17Concerning her own medical needs, the appellant testified that her most recent medical appointment was prior to the vehicle impoundment. She added that she has a future medical appointment that requires transportation to a different community during the impoundment, and that she had no way of getting to this appointment. However, during cross-examination, the appellant confirmed she had not made enquiries with friends or family about getting a ride to this appointment. Rather, she assumed that nobody would be available to help her because the appointment was scheduled during working hours. While this may be the case, it remains that the appellant must demonstrate she has no alternative to the impounded vehicle, and I find that mere speculation without at least making reasonable enquiries falls short of meeting this onus.

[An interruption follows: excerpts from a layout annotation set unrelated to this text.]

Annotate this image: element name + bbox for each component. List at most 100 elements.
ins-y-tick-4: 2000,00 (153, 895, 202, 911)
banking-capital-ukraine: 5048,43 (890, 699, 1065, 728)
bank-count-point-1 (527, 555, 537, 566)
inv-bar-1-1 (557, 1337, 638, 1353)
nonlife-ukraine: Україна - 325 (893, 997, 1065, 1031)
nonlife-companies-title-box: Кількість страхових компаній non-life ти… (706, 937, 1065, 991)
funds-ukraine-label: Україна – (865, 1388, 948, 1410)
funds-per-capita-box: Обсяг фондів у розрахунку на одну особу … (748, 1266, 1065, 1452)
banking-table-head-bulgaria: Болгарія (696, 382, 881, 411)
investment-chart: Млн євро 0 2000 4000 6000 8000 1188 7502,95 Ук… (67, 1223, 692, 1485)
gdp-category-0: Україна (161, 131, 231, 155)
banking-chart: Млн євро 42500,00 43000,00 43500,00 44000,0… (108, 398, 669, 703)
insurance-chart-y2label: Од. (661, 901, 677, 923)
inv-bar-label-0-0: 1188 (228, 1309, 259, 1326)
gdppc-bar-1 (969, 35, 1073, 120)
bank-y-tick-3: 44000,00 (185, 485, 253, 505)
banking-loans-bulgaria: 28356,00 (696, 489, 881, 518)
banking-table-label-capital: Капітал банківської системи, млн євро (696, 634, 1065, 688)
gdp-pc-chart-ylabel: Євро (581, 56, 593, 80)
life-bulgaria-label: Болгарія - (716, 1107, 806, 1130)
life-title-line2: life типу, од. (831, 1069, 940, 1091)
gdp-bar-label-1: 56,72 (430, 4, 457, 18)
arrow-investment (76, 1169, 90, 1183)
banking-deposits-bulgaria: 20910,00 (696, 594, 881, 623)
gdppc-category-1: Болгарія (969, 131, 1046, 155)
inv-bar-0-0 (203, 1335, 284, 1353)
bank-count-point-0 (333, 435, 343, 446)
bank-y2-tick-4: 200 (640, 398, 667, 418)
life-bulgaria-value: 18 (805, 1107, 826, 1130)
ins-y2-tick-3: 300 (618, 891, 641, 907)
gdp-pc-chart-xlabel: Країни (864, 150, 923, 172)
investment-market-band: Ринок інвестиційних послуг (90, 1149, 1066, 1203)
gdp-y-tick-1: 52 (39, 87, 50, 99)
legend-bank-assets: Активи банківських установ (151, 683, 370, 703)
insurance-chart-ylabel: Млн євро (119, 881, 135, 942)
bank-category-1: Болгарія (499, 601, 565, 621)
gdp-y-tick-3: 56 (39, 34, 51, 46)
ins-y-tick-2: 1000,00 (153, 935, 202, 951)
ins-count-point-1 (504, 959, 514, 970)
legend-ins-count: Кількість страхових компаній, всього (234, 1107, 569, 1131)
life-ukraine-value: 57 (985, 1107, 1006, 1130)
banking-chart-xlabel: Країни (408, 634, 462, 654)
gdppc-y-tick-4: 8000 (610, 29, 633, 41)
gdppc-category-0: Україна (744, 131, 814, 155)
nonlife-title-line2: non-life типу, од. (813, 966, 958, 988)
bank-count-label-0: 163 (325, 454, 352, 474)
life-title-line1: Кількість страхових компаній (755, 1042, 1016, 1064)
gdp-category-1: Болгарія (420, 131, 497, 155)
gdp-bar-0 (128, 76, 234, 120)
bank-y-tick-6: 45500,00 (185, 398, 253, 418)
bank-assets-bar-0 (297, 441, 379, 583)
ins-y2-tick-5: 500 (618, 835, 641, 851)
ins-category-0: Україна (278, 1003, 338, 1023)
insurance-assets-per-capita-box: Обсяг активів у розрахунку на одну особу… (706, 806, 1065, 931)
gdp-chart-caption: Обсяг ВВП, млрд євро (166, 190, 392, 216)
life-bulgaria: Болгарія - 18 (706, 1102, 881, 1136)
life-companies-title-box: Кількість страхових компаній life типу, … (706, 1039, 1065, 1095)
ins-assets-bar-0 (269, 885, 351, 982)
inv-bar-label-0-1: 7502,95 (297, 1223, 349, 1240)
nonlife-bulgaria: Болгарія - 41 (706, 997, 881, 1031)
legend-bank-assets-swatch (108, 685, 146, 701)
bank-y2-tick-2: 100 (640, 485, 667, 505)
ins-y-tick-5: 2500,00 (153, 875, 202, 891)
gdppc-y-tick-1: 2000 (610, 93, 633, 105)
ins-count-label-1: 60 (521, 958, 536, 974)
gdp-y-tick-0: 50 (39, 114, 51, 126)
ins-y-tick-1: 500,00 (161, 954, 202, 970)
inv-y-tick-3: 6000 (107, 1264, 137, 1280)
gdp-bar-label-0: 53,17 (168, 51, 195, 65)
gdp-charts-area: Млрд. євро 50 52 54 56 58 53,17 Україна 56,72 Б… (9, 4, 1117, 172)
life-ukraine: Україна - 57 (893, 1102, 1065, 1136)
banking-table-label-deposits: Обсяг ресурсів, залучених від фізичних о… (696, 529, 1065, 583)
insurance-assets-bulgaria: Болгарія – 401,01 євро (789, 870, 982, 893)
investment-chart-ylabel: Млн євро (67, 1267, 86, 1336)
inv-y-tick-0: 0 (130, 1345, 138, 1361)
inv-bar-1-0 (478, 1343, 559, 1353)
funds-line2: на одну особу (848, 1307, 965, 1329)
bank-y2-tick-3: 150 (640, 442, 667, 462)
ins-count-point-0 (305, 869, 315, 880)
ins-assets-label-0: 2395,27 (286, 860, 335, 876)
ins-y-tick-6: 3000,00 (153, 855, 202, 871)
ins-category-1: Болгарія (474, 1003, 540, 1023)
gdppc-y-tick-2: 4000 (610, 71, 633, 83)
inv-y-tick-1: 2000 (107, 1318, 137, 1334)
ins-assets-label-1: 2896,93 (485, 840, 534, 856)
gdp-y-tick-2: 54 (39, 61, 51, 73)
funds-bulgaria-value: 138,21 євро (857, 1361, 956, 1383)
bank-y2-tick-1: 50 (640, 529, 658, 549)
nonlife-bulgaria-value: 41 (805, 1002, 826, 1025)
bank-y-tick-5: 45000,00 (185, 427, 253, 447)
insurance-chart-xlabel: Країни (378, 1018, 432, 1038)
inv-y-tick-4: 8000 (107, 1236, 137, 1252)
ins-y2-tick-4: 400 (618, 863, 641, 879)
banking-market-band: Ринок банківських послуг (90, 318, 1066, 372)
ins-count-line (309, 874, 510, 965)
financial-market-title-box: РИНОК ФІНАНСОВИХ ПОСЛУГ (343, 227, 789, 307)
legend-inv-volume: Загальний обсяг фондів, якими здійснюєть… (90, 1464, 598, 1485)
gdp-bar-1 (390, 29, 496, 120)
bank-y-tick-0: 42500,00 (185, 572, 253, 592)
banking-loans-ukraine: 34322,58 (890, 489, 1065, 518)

18The applicant’s testimony about having no way to get to work was not persuasive. The appellant testified that she had “lined up” a new job at a downtown daycare in the basement of a church. But during cross-examination, she clarified that she did not have a starting date for employment. I therefore placed little weight on this as evidence of exceptional hardship resulting from impoundment because the appellant did not establish she would even require transportation for employment during the impound period. In any event, the appellant led no evidence to show she had made enquiries about alternate transportation to get to this work location, such as, for example, contacting the employer to explore sharing rides with co-workers for the duration of the impoundment period. Rather, the appellant offered that she did not know anyone who worked there as the daycare had only just recently opened at the start of 2026.
19In conclusion, when I consider all this evidence on a balance of probabilities, I find that the appellant has not shown there is no alternative to the impounded vehicle. As such, exceptional hardship has not been established in accordance with the Act and the Regulation and I need not consider the remaining factors for determining exceptional hardship.
ORDER
20The Tribunal orders that the impoundment of the vehicle is confirmed.